- The Washington Times - Thursday, January 31, 2002

Upper Northwest residents say the District's use of photo-radar and red-light cameras has made their streets safer for pedestrians and seniors.
"I tend to be in favor of the cameras because the driving has gotten much wilder in the city," said Coates Redmon, who lives on Wisconsin Avenue in the Tenleytown neighborhood.
Mrs. Redmon said it was impossible to cross the streets before the cameras were used because cars never gave pedestrians the right of way and routinely ran stoplights and stop signs. "My corner is safer and the cameras have helped, although [the automated traffic enforcement] is annoying to some," she said.
Several parents walking their children to school in the District's Chevy Chase, Friendship Heights and Tenleytown communities yesterday said crossing busy streets like Reno Road is easier since automated enforcement began.
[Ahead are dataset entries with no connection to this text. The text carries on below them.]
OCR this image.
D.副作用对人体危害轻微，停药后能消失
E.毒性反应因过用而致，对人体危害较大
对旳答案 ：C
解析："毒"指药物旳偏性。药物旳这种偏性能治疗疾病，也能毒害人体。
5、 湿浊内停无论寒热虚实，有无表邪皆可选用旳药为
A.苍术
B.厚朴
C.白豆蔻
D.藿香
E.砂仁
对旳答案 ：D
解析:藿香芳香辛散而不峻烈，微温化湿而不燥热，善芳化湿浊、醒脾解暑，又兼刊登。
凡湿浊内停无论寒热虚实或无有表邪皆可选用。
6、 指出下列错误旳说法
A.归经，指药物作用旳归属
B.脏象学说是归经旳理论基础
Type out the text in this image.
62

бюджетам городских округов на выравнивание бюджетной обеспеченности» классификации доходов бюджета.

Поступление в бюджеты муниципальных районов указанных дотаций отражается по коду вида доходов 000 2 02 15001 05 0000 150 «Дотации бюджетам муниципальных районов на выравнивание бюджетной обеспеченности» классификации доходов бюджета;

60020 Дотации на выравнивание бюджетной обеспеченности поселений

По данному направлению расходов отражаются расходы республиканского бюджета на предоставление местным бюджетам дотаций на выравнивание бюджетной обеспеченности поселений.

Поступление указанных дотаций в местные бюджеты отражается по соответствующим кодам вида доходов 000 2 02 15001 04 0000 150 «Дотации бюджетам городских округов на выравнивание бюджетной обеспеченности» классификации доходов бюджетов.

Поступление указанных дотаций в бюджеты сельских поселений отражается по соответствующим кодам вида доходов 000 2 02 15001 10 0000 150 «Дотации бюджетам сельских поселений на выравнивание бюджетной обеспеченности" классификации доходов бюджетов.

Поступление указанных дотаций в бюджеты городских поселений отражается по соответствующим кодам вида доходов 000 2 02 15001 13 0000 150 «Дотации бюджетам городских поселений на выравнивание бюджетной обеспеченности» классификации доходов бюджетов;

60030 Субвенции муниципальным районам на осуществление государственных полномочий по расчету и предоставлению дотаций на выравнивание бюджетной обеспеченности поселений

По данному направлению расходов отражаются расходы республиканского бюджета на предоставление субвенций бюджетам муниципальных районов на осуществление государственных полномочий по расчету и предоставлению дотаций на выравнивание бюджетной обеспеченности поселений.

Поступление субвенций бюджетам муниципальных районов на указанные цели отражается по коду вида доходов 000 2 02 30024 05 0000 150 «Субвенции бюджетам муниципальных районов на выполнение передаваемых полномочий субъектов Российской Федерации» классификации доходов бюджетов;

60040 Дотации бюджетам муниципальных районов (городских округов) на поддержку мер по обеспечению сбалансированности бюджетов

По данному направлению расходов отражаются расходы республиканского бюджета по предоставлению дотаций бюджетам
Advisory Neighborhood Commissioner Frank Bucholz said traffic on Nebraska, Wisconsin and Western avenues, and Military and Reno roads, is calmer and more manageable since the cameras have been in use on Ward 3 streets. The section of Chevy Chase where Mr. Bucholz lives became a part of Ward 4 after redistricting on Jan. 1.
"I would like to thank [police] Chief [Charles H.] Ramsey and the mayor for the photo-radar enforcement to cut down speeding on our roads," Mr. Buchholz said at a Ward 3 meeting Monday.
Photo-radar and red-light camera pictures were posted throughout the room at the Ward 3 Traffic Summit II on Monday night. Pictures taken by the cameras of cars smashed after running red lights and traveling at speeds 20 miles over the limit on residential streets were posted throughout the Chevy Chase Community Center auditorium.
Some ANC commissioners, like Chevy Chase's Joseph L. Bishop, said they were pleased with the enforcement, but questioned the cameras' impact.
"The question that needs to be asked is, why there is such a long delay in people getting the tickets after the cameras flash them?" Mr. Bishop said.
He said most upper Northwest residents want the cameras. Many parents with school-age children are moving in and fear cars speeding through the neighborhoods, he said. The irony, Mr. Bishop said, "is how many people in the neighborhoods end up getting tickets."
Since beginning the photo-radar program in August, the District has issued speeding citations to more than 160,000 drivers and collected more than $5.3 million in fines. Critics say the program violates drivers' privacy and is aimed at generating revenue.
Commissioners in other wards said they are interested in having the automated traffic enforcement in their neighborhoods as long as it leads to long-term safety benefits.
ANC Commissioner James H. Jones said he has requested stop signs on several streets, but that they are not helping on roads like Blagden Avenue leading into Rock Creek Park. Mr. Jones said the program is fine as long as it works. He said the red-light camera on Colorado Avenue "is not even working."
"To the extent that the signs help, we have seen some improvement, but without officers present, it won't last," Mr. Jones said. "That's why we need the cameras."